Empathy can also be draining and at times lead to burnout or physiological health consequences.  Empathy can be blinding, misleading, and used to intentionally cloud one’s judgement (often used in political campaigns).  Biases in empathy can promote antagonism and aggression as well as numbness to mass suffering.

To be the “right” kind of empath…

When cultivating empathy, it is important to cultivate the right kind of empathy.  Below is a list of ways to help one get started on this journey:

  1. Be willing to grow - being open to empathizing more can lead to increased empathy through intention alone.

  2. Expose yourself to differences - immerse yourself amongst unfamiliar perspectives in order to expand your own.

  3. Read fiction - practice empathy in safe spaces through stories and fictional characters.

  4. Identify common ground - focus on similarities and expand your concept of who is included in your ingroup(s).

  5. Understand your blocks and ask questions - question your assumptions and work towards learning what you do not know and unlearning what you thought you knew.

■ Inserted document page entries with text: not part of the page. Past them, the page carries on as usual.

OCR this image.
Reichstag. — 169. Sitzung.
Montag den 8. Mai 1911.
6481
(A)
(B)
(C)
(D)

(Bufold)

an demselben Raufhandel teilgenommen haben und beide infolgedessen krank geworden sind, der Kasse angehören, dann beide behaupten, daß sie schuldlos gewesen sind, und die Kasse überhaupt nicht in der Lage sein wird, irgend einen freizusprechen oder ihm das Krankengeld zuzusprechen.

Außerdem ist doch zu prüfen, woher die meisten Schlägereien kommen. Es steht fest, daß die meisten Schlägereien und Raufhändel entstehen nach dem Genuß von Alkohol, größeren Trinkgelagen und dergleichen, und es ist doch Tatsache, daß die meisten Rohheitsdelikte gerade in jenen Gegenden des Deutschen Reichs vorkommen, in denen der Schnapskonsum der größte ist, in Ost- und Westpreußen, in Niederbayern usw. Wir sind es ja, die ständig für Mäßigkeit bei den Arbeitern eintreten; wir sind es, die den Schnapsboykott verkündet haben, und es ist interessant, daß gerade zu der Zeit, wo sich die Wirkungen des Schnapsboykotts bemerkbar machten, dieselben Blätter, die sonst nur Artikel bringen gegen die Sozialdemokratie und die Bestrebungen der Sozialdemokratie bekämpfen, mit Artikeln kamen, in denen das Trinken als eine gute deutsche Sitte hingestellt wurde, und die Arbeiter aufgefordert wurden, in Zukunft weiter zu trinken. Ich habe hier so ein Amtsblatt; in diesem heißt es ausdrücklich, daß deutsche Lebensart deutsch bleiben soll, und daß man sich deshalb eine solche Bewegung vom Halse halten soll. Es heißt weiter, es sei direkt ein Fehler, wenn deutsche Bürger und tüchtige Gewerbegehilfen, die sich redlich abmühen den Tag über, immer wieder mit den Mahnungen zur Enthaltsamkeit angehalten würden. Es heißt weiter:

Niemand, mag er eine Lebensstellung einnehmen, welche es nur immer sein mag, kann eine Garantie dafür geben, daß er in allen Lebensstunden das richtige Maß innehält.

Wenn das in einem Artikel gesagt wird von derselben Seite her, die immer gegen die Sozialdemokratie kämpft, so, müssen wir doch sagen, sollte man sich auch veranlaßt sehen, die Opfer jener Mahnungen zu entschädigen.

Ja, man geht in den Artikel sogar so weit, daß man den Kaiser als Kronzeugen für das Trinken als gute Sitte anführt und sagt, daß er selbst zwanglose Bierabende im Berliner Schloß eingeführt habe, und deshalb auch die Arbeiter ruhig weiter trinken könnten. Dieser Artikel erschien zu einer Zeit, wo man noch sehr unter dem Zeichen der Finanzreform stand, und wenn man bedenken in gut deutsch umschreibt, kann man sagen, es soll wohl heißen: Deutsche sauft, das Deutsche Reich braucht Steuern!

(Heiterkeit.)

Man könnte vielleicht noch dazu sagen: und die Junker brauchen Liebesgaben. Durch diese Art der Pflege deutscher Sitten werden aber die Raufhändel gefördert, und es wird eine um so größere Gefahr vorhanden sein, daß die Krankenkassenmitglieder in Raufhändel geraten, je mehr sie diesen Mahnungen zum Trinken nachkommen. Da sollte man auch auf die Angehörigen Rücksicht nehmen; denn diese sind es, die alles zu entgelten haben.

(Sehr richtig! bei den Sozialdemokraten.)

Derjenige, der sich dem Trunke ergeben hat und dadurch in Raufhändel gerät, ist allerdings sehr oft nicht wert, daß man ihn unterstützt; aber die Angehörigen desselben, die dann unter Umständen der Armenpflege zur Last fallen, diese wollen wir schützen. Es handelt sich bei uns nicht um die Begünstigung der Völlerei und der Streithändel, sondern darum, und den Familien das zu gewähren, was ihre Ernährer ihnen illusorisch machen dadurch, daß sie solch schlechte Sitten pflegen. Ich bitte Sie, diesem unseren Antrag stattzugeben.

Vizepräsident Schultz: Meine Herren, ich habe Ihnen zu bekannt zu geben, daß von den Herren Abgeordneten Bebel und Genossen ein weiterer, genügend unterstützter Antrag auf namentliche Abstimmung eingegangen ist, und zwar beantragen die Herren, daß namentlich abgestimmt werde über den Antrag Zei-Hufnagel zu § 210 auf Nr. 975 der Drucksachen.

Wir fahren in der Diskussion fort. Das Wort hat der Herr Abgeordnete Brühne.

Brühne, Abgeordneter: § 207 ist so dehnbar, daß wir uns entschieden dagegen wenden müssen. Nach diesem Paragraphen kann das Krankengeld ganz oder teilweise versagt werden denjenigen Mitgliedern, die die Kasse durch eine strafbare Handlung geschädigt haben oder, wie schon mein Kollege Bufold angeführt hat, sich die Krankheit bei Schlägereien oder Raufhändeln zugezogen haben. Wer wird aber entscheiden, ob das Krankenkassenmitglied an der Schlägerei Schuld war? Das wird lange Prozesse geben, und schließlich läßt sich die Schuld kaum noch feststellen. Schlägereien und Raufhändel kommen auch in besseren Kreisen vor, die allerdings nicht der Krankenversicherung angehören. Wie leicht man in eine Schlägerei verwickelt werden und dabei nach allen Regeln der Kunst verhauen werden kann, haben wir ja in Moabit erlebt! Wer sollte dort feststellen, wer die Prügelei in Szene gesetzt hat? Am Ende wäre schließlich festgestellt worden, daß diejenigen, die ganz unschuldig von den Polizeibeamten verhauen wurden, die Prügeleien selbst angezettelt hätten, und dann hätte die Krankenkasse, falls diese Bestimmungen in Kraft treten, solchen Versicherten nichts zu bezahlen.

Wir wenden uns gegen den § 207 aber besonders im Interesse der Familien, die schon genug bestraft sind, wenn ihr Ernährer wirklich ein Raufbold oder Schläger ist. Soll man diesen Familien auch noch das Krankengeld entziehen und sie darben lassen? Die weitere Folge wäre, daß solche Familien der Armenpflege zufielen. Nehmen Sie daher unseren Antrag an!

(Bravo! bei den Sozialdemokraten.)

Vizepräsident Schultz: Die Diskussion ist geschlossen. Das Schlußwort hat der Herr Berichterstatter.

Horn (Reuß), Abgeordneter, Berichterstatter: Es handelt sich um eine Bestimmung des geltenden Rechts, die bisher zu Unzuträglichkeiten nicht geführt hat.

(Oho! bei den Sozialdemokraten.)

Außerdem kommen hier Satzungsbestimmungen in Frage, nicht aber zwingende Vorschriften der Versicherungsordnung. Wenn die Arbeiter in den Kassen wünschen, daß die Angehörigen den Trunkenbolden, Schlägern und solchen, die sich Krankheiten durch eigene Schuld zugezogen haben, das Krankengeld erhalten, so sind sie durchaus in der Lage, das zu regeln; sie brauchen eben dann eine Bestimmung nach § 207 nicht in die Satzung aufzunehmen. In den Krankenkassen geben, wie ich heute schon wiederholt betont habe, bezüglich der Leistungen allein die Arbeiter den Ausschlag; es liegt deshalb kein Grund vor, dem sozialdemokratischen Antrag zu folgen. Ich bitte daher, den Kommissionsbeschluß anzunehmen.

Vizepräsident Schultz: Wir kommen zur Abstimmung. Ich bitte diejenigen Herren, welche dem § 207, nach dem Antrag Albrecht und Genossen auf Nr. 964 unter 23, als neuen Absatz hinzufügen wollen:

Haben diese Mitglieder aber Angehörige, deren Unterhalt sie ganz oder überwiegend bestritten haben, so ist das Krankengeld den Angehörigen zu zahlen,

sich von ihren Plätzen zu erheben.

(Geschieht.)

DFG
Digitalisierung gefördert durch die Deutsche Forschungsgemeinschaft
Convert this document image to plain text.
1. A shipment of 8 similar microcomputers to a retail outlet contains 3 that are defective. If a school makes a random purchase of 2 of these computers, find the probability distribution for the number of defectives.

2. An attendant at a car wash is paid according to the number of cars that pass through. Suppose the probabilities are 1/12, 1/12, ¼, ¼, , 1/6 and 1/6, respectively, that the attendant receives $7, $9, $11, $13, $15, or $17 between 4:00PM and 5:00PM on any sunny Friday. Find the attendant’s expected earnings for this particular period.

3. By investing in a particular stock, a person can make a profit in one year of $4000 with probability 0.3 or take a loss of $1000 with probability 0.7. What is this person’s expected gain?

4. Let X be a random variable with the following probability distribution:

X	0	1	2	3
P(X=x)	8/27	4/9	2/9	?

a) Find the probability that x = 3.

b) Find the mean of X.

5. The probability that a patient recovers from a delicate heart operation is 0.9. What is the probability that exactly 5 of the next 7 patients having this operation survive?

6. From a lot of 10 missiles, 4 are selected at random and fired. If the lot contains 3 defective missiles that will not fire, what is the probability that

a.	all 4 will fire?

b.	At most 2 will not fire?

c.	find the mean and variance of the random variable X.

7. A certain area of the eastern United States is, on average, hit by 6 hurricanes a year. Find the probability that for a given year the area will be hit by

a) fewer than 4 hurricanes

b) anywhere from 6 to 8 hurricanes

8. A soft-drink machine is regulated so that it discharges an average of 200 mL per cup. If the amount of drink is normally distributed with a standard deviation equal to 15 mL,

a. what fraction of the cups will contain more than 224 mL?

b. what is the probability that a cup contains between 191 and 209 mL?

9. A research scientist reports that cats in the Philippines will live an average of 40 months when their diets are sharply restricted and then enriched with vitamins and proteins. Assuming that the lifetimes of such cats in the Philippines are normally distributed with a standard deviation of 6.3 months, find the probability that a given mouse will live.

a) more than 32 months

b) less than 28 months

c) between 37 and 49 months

  6. Work with a therapist - empathy involves an understanding of and relating to emotions and experiences, which stems from a connection with one’s own feelings.  Many factors can inhibit this self-connection and ability or willingness to relate to others in this way.  A therapist can help provide a nonjudgmental space to explore these factors and feelings and help foster empathy in a way that makes sense to you.

Sources

  1. Abramson, A. (2021). Cultivating Empathy. American Psychological Association.

  2. Armstrong, K. (2017). ‘I Feel Your Pain’: the Neuroscience of Empathy. Association for Psychological Science.

  3. Cherry, K. (2023). What is Empathy? Very Well Mind.

  4. Riess H. (2017). The Science of Empathy. Journal of patient experience, 4(2), 74–77. https://doi.org/10.1177/2374373517699267

  5. What is Empathy? The Greater Good Science Center at UC Berkeley.

  6. Young, P. (2022). Why Some People Have a Lack of Empathy (And How to Deal with Them). LifeHack.